A deformed nuclear envelope is discovered

In the next stage of the study, the team therefore took a closer look at the nuclear envelope of the diseased cardiomyocytes. They found that the cells were not forming enough lamin A/C and the nuclei no longer appeared round, but had significant indentations. This deformation could influence how tightly the two-meter-long DNA strand is packed into the cell nucleus and which DNA sections are read. The scientists therefore compared the gene expression in the healthy and diseased cells and found almost 240 genes that were more strongly activated in the diseased heart muscle cells.

Many of these genes pointed to the signaling pathway for the platelet-derived growth factor (PDGF). This substance controls blood vessel formation, among other things, and is active during the differentiation of heart muscle cells, but should be largely inactive in an adult healthy heart. It is only reactivated under stress, and is associated with fibrosis. "During the study, a patient from the family we were examining had to get a pacemaker. This provided us with an additional sample of his heart tissue," reports Diecke. The same genes were expressed more often in the patient’s tissue than in the diseased cardiomyocytes cultured in the petri dish. It was also shown that PDGF controls a protein that regulates the cells’ calcium homeostasis.

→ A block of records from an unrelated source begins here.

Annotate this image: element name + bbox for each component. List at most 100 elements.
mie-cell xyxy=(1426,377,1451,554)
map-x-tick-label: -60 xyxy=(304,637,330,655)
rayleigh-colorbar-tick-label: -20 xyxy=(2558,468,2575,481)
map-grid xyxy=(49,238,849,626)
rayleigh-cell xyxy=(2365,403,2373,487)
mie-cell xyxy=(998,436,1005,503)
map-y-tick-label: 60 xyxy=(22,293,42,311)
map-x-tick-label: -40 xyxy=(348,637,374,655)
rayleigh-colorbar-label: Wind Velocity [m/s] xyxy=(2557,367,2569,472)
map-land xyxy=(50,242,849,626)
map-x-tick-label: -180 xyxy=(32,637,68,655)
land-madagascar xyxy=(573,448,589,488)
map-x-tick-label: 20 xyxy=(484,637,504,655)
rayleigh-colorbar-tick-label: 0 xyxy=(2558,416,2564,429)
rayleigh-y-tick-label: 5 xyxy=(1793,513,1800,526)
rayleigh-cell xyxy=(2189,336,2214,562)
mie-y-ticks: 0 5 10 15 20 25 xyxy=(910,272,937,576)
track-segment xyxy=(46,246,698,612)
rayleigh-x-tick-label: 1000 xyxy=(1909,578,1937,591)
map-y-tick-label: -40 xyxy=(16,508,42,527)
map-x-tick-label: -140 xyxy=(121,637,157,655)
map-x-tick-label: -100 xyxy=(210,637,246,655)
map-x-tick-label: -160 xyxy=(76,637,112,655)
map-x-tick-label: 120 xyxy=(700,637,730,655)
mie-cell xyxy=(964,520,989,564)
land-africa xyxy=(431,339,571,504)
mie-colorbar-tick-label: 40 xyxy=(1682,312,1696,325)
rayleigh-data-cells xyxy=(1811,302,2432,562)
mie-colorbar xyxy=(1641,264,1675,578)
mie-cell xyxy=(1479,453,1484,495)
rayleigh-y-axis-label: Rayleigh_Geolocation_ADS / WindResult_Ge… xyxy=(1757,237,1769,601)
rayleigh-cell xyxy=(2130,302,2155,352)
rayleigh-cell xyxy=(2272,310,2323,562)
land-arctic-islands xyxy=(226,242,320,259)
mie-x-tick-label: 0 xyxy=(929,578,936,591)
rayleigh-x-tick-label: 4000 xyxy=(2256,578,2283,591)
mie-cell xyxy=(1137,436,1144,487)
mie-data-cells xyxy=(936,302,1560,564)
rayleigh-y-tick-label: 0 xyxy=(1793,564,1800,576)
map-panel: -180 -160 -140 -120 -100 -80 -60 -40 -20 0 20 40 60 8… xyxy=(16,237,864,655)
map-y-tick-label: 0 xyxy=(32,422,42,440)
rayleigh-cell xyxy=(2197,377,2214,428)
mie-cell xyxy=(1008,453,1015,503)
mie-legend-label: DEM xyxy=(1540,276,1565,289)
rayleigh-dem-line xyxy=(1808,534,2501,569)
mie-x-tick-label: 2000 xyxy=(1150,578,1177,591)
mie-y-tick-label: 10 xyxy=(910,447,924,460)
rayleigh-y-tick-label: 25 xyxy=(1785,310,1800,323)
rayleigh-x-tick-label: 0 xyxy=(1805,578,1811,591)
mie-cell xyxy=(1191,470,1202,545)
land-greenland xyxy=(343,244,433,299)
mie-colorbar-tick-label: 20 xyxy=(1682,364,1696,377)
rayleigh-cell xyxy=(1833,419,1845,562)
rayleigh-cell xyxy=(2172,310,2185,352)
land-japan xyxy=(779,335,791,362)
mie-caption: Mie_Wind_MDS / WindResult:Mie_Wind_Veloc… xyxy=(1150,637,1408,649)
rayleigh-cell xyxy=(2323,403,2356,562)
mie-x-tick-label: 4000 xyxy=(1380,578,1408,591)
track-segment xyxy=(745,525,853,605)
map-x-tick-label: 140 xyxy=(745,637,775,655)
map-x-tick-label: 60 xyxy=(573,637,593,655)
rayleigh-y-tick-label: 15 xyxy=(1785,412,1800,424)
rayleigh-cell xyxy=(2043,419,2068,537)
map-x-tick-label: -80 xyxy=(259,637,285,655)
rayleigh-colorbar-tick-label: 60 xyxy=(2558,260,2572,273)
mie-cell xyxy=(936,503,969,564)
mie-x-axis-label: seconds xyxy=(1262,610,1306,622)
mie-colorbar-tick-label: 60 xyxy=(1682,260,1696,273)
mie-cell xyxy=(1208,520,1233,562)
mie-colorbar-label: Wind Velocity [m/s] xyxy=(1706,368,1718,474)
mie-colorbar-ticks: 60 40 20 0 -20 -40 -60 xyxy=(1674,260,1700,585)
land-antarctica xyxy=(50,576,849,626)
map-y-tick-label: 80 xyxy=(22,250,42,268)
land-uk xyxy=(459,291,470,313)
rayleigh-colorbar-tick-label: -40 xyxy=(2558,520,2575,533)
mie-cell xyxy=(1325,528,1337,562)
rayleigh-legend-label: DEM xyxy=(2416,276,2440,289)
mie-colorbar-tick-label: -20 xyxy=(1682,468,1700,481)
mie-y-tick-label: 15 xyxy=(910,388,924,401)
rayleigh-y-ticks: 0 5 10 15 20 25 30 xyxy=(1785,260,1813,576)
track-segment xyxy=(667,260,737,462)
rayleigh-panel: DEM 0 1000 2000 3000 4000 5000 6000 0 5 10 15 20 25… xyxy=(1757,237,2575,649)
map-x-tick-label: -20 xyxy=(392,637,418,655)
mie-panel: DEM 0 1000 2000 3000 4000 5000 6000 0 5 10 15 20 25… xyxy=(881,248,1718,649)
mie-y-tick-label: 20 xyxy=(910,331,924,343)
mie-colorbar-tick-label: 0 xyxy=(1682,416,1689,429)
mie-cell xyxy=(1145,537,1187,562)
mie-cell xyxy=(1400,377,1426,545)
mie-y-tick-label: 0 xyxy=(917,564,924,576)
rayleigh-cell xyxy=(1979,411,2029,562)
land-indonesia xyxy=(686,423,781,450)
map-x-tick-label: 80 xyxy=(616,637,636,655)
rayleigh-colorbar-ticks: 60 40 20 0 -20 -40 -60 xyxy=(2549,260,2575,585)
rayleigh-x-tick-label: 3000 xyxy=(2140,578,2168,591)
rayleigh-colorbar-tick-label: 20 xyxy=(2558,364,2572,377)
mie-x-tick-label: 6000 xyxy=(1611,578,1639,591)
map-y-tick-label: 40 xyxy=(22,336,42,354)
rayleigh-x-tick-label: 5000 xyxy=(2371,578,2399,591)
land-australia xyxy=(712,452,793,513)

A new area of application for approved cancer drugs?

The team used crenolanib and sunitinib, two cancer-fighting agents, to see if they had found the cause of the dangerous disease. These inhibitors bind to a PDGF receptor and thus block the signaling pathway. The heart muscle cells treated in this way did indeed start beating regularly again – even though the missing lamin A/C and the deformed nuclear envelope remained unchanged.

“Perhaps it will be possible to treat patients with dilated cardiomyopathy using already approved cancer drugs such as sunitinib, sorafenib, or axitinib,” says Diecke. But first the correct dosage needs to be established, as the active substances in these drugs have an undesirable side effect in cancer patients: they can damage the heart. “But if we know the relevant docking sites, we can of course also search for a safer alternative. It’s a real chance – and I'm glad I was part of this team.”

Jana Schlütter

Literature
Jaecheol Lee, Vittavat Termglinchan, Sebastian Diecke et al. (2019): “Activation of PDGF pathway links LMNA mutation to dilated cardiomyopathy.” Nature, doi: 10.1038/s41586-019-1406-x.